Da mesi, insieme ai razzi e alle diplomazie, c’è un’altra arma che attraversa il conflitto israelo-palestinese: la narrazione. In particolare quella della “carestia deliberata” a opera di Israele, accusa che rimbalza sui social, nei cortei e nei talk show come verità assoluta. Fame come crimine di guerra, fame come strumento genocidario, fame come campo di battaglia morale. Ma quando il dolore diventa propaganda, la realtà viene piegata, semplificata, strumentalizzata. Per capire Gaza oggi non bastano slogan: servono azioni. Non appena Israele ha annunciato la chiusura temporanea del valico di Rafah e la riduzione del transito degli aiuti umanitari finché Hamas non consegnerà i corpi degli ostaggi israeliani deceduti, è esplosa la consueta valanga di accuse contro il governo israeliano. Sì, anche organizzazioni umanitarie come la stessa Croce Rossa hanno confermato le difficoltà logistiche di recupero delle spoglie in molte aree distrutte. Ma, nel frattempo, Israele vuole vederci chiaro.
Gerusalemme ha sempre respinto le accuse di aver scientemente provocato la carestia a Gaza, sostenendo che gli aiuti siano arrivati regolarmente e che sia stata Hamas a confiscarli, gestirli o usarli a fini politici. Ma aldilà delle versioni contrapposte, nelle ultime ore, dopo la firma dell’accordo di cessate il fuoco e l’avvio del processo di pace, migliaia di immagini sono circolate sul web e sui social, alimentando un acceso dibattito sulla reale situazione umanitaria nella Striscia. Accanto a scene drammatiche di disperazione e distribuzione caotica di aiuti, hanno iniziato a comparire video e fotografie che mostrano una realtà meno assoluta: mercati affollati, venditori di frutta per strada, bambini che mangiano dolci in strada, scene di folle festose che celebrano la fine delle ostilità senza particolari segni di carestia. Alcuni giornalisti tacciati di essere «agenti sionisti» hanno mostrato file di camion carichi di aiuti alimentari che entrano nei valichi, e in generale l’ipotesi della fame come strumento di guerra non sta più bucando lo schermo social.

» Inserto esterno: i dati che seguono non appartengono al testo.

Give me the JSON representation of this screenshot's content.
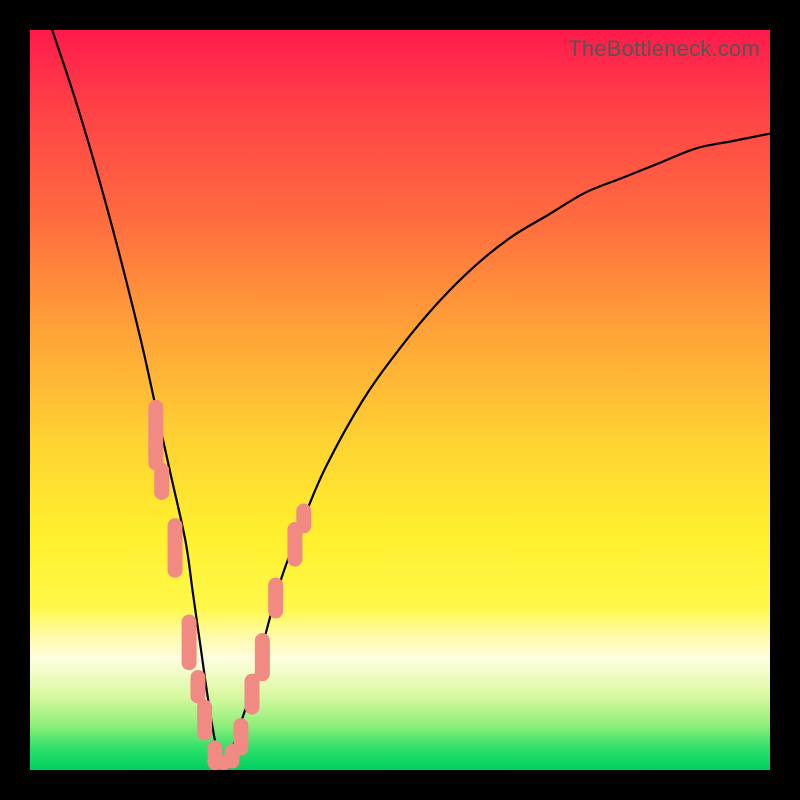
{
  "watermark": "TheBottleneck.com",
  "colors": {
    "frame": "#000000",
    "curve": "#000000",
    "marker": "#f08a82",
    "gradient_top": "#ff1a4b",
    "gradient_bottom": "#00d060"
  },
  "chart_data": {
    "type": "line",
    "title": "",
    "xlabel": "",
    "ylabel": "",
    "xlim": [
      0,
      100
    ],
    "ylim": [
      0,
      100
    ],
    "grid": false,
    "legend": false,
    "notes": "Bottleneck-style V curve. Axis values are in percent of plot width/height (0,0 at bottom-left). y represents bottleneck magnitude (0 = optimal/green, 100 = worst/red). Minimum ~26% along x.",
    "series": [
      {
        "name": "bottleneck_curve",
        "x": [
          3,
          6,
          9,
          12,
          15,
          17,
          19,
          21,
          22,
          23,
          24,
          25,
          26,
          27,
          28,
          30,
          32,
          34,
          37,
          40,
          45,
          50,
          55,
          60,
          65,
          70,
          75,
          80,
          85,
          90,
          95,
          100
        ],
        "y": [
          100,
          91,
          81,
          70,
          58,
          49,
          40,
          31,
          24,
          17,
          10,
          4,
          1,
          2,
          5,
          11,
          19,
          26,
          34,
          41,
          50,
          57,
          63,
          68,
          72,
          75,
          78,
          80,
          82,
          84,
          85,
          86
        ]
      }
    ],
    "markers": [
      {
        "x": 17.0,
        "y_top": 49.0,
        "y_bottom": 41.5
      },
      {
        "x": 17.8,
        "y_top": 40.5,
        "y_bottom": 37.5
      },
      {
        "x": 19.6,
        "y_top": 33.0,
        "y_bottom": 27.0
      },
      {
        "x": 21.5,
        "y_top": 20.0,
        "y_bottom": 14.5
      },
      {
        "x": 22.7,
        "y_top": 12.5,
        "y_bottom": 10.0
      },
      {
        "x": 23.6,
        "y_top": 8.5,
        "y_bottom": 5.0
      },
      {
        "x": 25.0,
        "y_top": 3.0,
        "y_bottom": 1.0
      },
      {
        "x": 26.2,
        "y_top": 1.0,
        "y_bottom": 1.0
      },
      {
        "x": 27.3,
        "y_top": 2.5,
        "y_bottom": 1.2
      },
      {
        "x": 28.5,
        "y_top": 6.0,
        "y_bottom": 3.0
      },
      {
        "x": 30.0,
        "y_top": 12.0,
        "y_bottom": 8.5
      },
      {
        "x": 31.4,
        "y_top": 17.5,
        "y_bottom": 13.0
      },
      {
        "x": 33.2,
        "y_top": 25.0,
        "y_bottom": 21.5
      },
      {
        "x": 35.8,
        "y_top": 32.5,
        "y_bottom": 28.5
      },
      {
        "x": 37.0,
        "y_top": 35.0,
        "y_bottom": 33.0
      }
    ]
  }
}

Queste immagini, certo, non negano affatto la sofferenza vissuta dalla popolazione, ma mettono in discussione l’idea che Gaza stia vivendo un collasso alimentare sistemico su tutta la popolazione. Parlare di fame come fenomeno generalizzato rischia di ignorare alcuni elementi fondamentali. La crisi alimentare è grave, ma non uniforme. Le zone più colpite sono quelle del nord e le aree più devastate dai bombardamenti, dove l’accesso al cibo è difficile e costoso. Al sud e in alcune aree centrali, invece, i mercati locali hanno ripreso a funzionare, anche se i prezzi restano molto alti e la povertà diffusa limita l’accesso reale al cibo. Per questo, ci sono gli aiuti. I rifornimenti arrivano, seppur in modo disomogeneo. Nonostante le restrizioni, centinaia di camion di viveri entrano comunque nella Striscia ogni settimana e tonnellate di viveri vengono paracadutate da missioni militari umanitarie come quelle condotte dall'Italia.

Tuttavia, la distribuzione resta caotica, con lunghe attese, episodi di furti, resse etc. La logistica interna è compromessa, non solo dai controlli israeliani, ma anche dall’assenza di istituzioni funzionanti e dall’ingerenza di gruppi armati; 3. Il termine “carestia” fa il paio con “genocidio” ed è usato anche politicamente. Gruppi pro-Pal lo usano per denunciare Israele sul piano internazionale. La realtà sta probabilmente nell'equilibrio: c’è una crisi alimentare seria, ma non si può parlare di carestia totale. Non è certo un segreto ormai che alcune narrazioni estreme disponibili online semplifichino apposta una situazione complessa, per far leva sulle emozioni.

Quindi sì, Gaza è un luogo ferito, sotto enorme pressione economica e umanitaria, ma non sistemicamente collassato. Ci sono fame, povertà, precarietà, ma anche scene di vita quotidiana fatta allo stesso tempo di difficoltà e dignità. Le immagini che circolano online e le stesse silhouette dei protagonisti dei video mostrano entrambe le realtà. La crisi comunque sarebbe risolvibile, se non venisse piegata alle acrobazie retoriche di Hamas. La nuova chiusura del valico di Rafah è un chiaro messaggio: Israele accetta la tregua ma non le prese in giro, e terrà altissima la guardia e bassissimo il livello di tolleranza. La verità, come sempre, è complessa, e merita di essere raccontata senza dogmi e senza propaganda.